Sorry I didnt time to do a proper report yesterday, but yeah this was a bit weird but all logs and "timeouts" etc I traced back to HwInfo. I can post it when I get back again tomorrow.

Besides, I did several STABLE ([23.05.2]) and Snapshot, with all from clean to dirty (compiled various arians stripped down to bare minimum with same results.

And since I DO have a lot of code in general + many various local 'feeds' laying around I got a hit on a few files pointing to hWInfo. Present in only HwInfo.

I can post it when I get back home, cause I also found all this very weird first 👍

First; First was the timeout dmesg several different chips report about is what I posted above. But again, is this enough to break the radios? which again breaks the UI if tou try enable them?
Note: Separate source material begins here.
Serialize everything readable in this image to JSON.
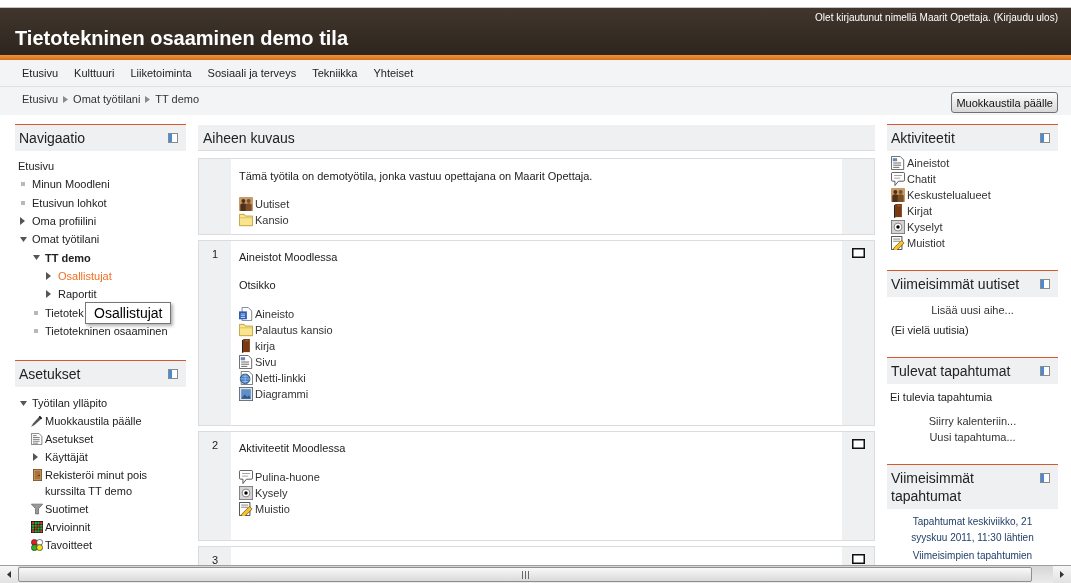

Well... it's not a 'request' sent by the hour, it is constant and .

So, since I had the full sources laying around I found it in search locally (simply loving 'grep -or)
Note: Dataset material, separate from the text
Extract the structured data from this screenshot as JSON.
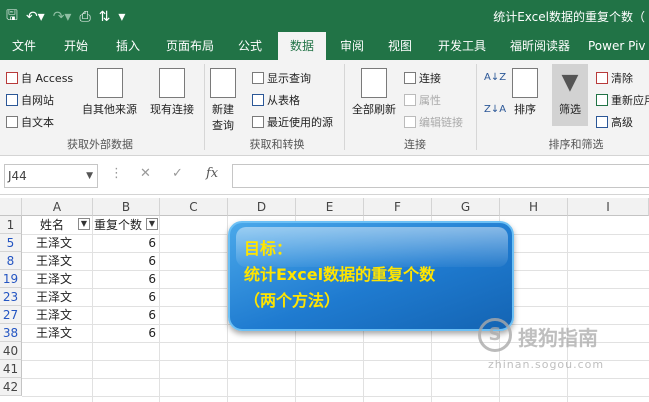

Two; Another pointing to HwInfo, not directly related to my first 'search' related to actually try fix or test the weird though pointed me to; https://github.com/openSUSE/hwinfo/tree/master/src/ids for some reason :+1: That dont do much though, but I cathed it unrelated to first find.

Third search in more debug code, pointed me to HwInfo's file "check_hd.c" and funny seen issues with that 'ccheck_hd" before (^^.)(.

And I want my wifi internal radios to work properlyly so I always on a rescue missio, but I realized that it was imported feedly and rather hard to do much fixing myself even if I got 3points to thatcausing the issues.

kimocoder commented 10 months ago

So instead, I fired ups ome E's to see what's in there, some tests just to see what's up with all hints to THAT causing the issues, and WHY and HOW.. like some of us do wanna know. And when I opened I understood that here is alotta old code, CVE/CWE warnings and 'buffers' laying around there. (not surpriused, since code was 20+ years old I kinda expedted it).

But again.. it's not enough for me to PINPOINT that it's main issue though. If I had the chance to just remove it, locally, easy... no probnlem I could be certain. But it's integrated imported through 'feeds' and I could think of a good way to do it without fiddling with OpenWRT source, c I simply ran out of time, even though I had some hours trynna figure this out.

My router now borrows a few ATH10K until I find a solution soon. But a test of it would be the best, OPF COURCE.

Now I will get back home tomorrow, I did document cvarious thingg so we can look at it together or so? Would be nice to hear from those others posted about the same or - related issues I've seen around here and there :1st_place_medal:

brada4 commented 10 months ago

this is not a place to report a bug with package hwinfo, it has no impact whatsoever on any wifi function. check ../packages.

mt76 radios are known to hang in very noisy environments but there is no repeater, what you get is commands to radio timing out when it is locked up already. need cause not consequence. check ../mt76

And tune down carriage a bit. Repeating same does not make it correct.